Sunday, February 12, 2017

Path past modernity

To get through and beyond modern times, transform expectations into hope, replace beliefs with faith, and transcend sentimentality by love. 



For many years, I've observed that we are on the cusp of an age past modernity. The whole world now bound by instant communication and well proselytized by the triumphant West preaching the gospel of self-interest, free market, and liberal democracy is reacting. Pankaj Mishra names what we inhabit now is "The Age of Anger."

In this in-between age, expectations of the "end of history" with a world-wide growing economy, the end of poverty, greater wealth, and unlimited progress have been dashed for most. Yes, there are more individual freedoms, better technologies, and more things to provide comfort, ease, and entertainment. But the cult of modernism has removed people from their families, their towns, their traditional values, their sense of belonging and meaning. 

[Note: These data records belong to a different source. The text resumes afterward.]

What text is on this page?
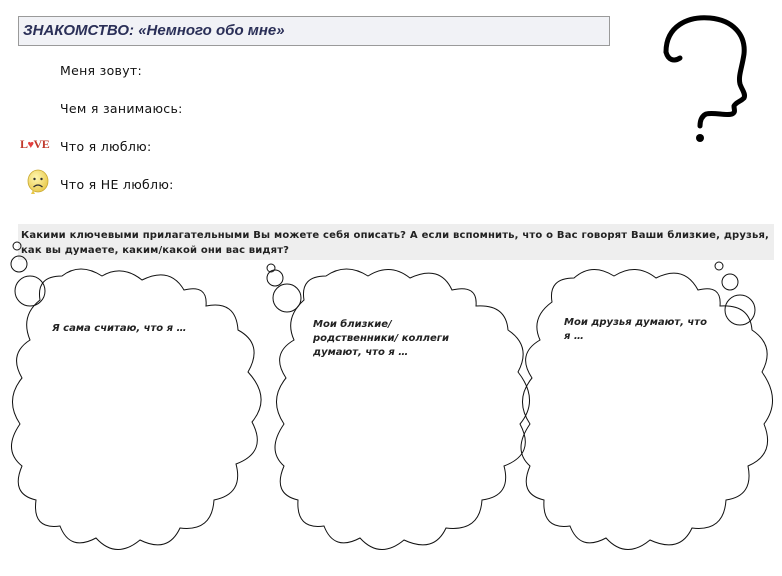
ЗНАКОМСТВО: «Немного обо мне»
Меня зовут:
Чем я занимаюсь:
Что я люблю:
Что я НЕ люблю:
L♥VE
Какими ключевыми прилагательными Вы можете себя описать? А если вспомнить, что о Вас говорят Ваши близкие, друзья, как вы думаете, каким/какой они вас видят?
Я сама считаю, что я …	Мои близкие/родственники/ коллеги думают, что я …
Мои друзья думают, что я …
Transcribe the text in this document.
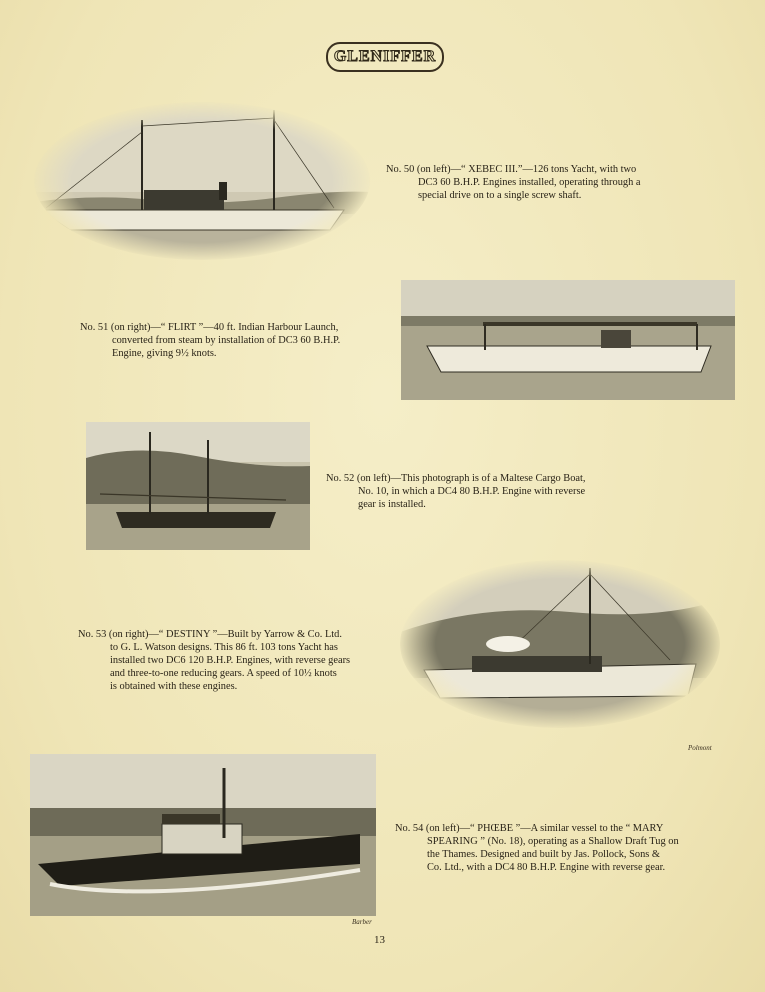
GLENIFFER
No. 50 (on left)—“ XEBEC III.”—126 tons Yacht, with two
DC3 60 B.H.P. Engines installed, operating through a
special drive on to a single screw shaft.
No. 51 (on right)—“ FLIRT ”—40 ft. Indian Harbour Launch,
converted from steam by installation of DC3 60 B.H.P.
Engine, giving 9½ knots.
No. 52 (on left)—This photograph is of a Maltese Cargo Boat,
No. 10, in which a DC4 80 B.H.P. Engine with reverse
gear is installed.
No. 53 (on right)—“ DESTINY ”—Built by Yarrow & Co. Ltd.
to G. L. Watson designs. This 86 ft. 103 tons Yacht has
installed two DC6 120 B.H.P. Engines, with reverse gears
and three-to-one reducing gears. A speed of 10½ knots
is obtained with these engines.
Polmont
Barber
No. 54 (on left)—“ PHŒBE ”—A similar vessel to the “ MARY
SPEARING ” (No. 18), operating as a Shallow Draft Tug on
the Thames. Designed and built by Jas. Pollock, Sons &
Co. Ltd., with a DC4 80 B.H.P. Engine with reverse gear.
13
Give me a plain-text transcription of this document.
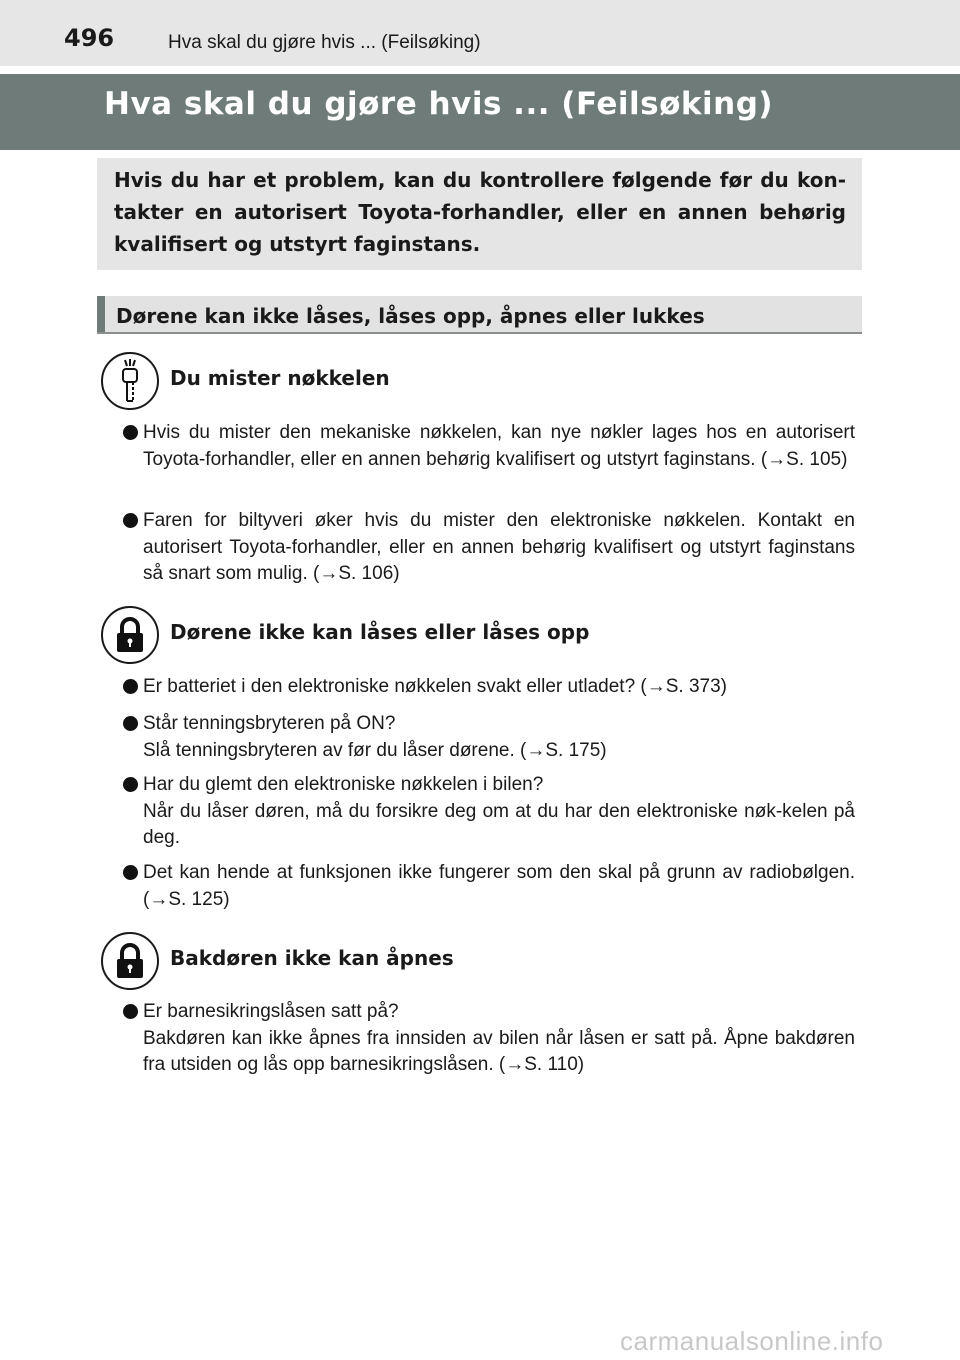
496	Hva skal du gjøre hvis ... (Feilsøking)
Hva skal du gjøre hvis ... (Feilsøking)
Hvis du har et problem, kan du kontrollere følgende før du kon-takter en autorisert Toyota-forhandler, eller en annen behørig kvalifisert og utstyrt faginstans.
Dørene kan ikke låses, låses opp, åpnes eller lukkes
Du mister nøkkelen
Hvis du mister den mekaniske nøkkelen, kan nye nøkler lages hos en autorisert Toyota-forhandler, eller en annen behørig kvalifisert og utstyrt faginstans. (→S. 105)
Faren for biltyveri øker hvis du mister den elektroniske nøkkelen. Kontakt en autorisert Toyota-forhandler, eller en annen behørig kvalifisert og utstyrt faginstans så snart som mulig. (→S. 106)
Dørene ikke kan låses eller låses opp
Er batteriet i den elektroniske nøkkelen svakt eller utladet? (→S. 373)
Står tenningsbryteren på ON?
Slå tenningsbryteren av før du låser dørene. (→S. 175)
Har du glemt den elektroniske nøkkelen i bilen?
Når du låser døren, må du forsikre deg om at du har den elektroniske nøk-kelen på deg.
Det kan hende at funksjonen ikke fungerer som den skal på grunn av radiobølgen. (→S. 125)
Bakdøren ikke kan åpnes
Er barnesikringslåsen satt på?
Bakdøren kan ikke åpnes fra innsiden av bilen når låsen er satt på. Åpne bakdøren fra utsiden og lås opp barnesikringslåsen. (→S. 110)
carmanualsonline.info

Their old time religions are ridiculed. Their once taken-for-granted beliefs have been trampled. Modernism has led to rationalism, objectivity, nationalism, science, liberal education, critical thinking, continually changing economies with loss of lifelong jobs, polarizing inequities--and lots of resentment. And with resentment comes anger and blame. 

The dashed expectations and undermined beliefs is the result of "others." The literati elite, the Muslims, the foreigners, the terrorists are to blame--just as before it was the Jews or Catholics or Negroes or Communists. And just as before, demagogues are arising to promote and exploit that resentment, anger, and blame. But this time the world war they contemplate is not just with the old industrialized nations but also newly westernizing, developing nations. 

One path to postmodern times is reaction: a tearing down of all modern persons, institutions, and values, a denial of science and demolition of technology, a reassertion of tribe and borders, an apocalyptic devastation of rules and laws and peoples so a messiah can bring in the new or old world order.

But there is no going back except by total self-destruction. 

Another path through the age of anger into a reconciled postmodernism might well be illustrated by the three traditional cardinal virtues: faith, hope, and love. 
The path beyond modernism is a faith that transcends beliefs, a hope that dismisses expectations, and a love that surpasses sentimentality. 

The three Abrahamic religions taught there is no god but God (Christ, Allah, Yahweh). Many other spiritual traditions dismissed gods entirely. But they made their teachings, institutions, practices, prophets, books, and leaders divine. They idolized their beliefs. And so do the modern cults of wealth, fame, and victory. 

Neither the modern arrogance of idolatry, nor the angry reaction of iconoclasm is the path ahead. Each leads to the other.